On Friday, I had to pick up Sarah after school and quickly get her a present to take to a birthday party that I had only just heard about the day before. I think Sarah has received the invitation earlier than that but had neglected to let me see it. So, I found out that this party occurred the night after I read about it, I had to plan time to get a gift, AND it was a sleepover party to boot. But I knew what to do. I'd get Sarah, we'd go to Meijer and find a gift, then we'd pick up Grace and Hannah from daycare. We'd all troop home and Sarah would get packed for the night out while I cooked the Friday night pizza quickly so Grace would have enough time to eat before the daycare Halloween Boo Bash began later, after Sarah's party was already underway. whew

But first, Sarah and I had to find a gift.

This was one of Sarah's new classmates, and as such, wasn't someone I was familiar with. Buying a present for a pre-adolescent girl is always hard enough (even though Barbie products is a fairly reliable default setting), but to do so in the blind, for someone you have NO context for? That's even harder. And I'll be honest . . . since I knew this girl was African American, I had the added question of whether or not I ought to buy a darker skinned doll. (I didn't ask Sarah her opinion on the matter.) I was rolling this question around in my head while Sarah was trying to distract me by talking about some of the many other dolls in the aisle.

Ultimately we sidestepped the issue and purchased a Barbie furniture set that didn't come with it's own doll. I rationalized by saying that it was likely that Sarah's friend had many dolls that would have fun playing with the furniture. I knew I had done a pretty good job when, as we drove to pick up Grace and Hannah, I heard Sarah say wistfully from the backseat "I wish I had this." That was all she said, but it gave me some confidence that the toy selection would be greeted happily.
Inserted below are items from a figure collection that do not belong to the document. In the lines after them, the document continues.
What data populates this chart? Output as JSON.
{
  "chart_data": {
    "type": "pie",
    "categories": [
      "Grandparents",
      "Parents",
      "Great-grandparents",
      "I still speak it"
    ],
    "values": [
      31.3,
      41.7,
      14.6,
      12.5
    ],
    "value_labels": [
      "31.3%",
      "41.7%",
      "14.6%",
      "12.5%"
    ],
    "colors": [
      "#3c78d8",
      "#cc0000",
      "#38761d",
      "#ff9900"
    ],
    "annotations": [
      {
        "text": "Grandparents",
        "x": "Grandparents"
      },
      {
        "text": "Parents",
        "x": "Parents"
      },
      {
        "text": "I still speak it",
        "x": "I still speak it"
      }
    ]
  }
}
When I got home, I was greeted with welcome mail for me. The latest CDs in my Wizard Rock ep of the Month club arrived, along with the long awaited Harry: A History, Melissa Anelli's story about the growth of the Harry Potter fandom from the late 1990s until the publication of Book 7. I've done my best to read it through this weekend and it is a complement to Melissa's writing and her chosen subject that I have tried to plow through it as quickly as I have the books that constitute her source material.

I have not been an HP fan from the start, picking up the books around 2001/2002 (after GoF before OotP) and not delving deeper into the web world of The Leaky Cauldron until 2006 or so . . . but I have been a strong advocate for the books ever since I picked them up. Reading about the life Melissa has led makes me realize how much of a stand-offish fan I am in comparison to the very many that live on the discussion boards late into the night and wake up to be the first ones to experience the newest trailer or bit of book news. Still, I get Leaky news on a daily RSS feed and I have never missed a single one of Melissa, John, and Sue's 170+ podcasts. (Sarah and I and Shirtless even attended the live podcast they held in Columbus back in the Summer of 7.) And I spend many non-work-related moments with Master P in his cubicle arguing about what this bit of text meant or how it would all turn out in the end.

So, yeah, I'm a fan and I'm proud. If you know someone like me, Melissa's book would be a nice gift. If you want to understand that person (or me) a bit better, reading this book might give you some insight.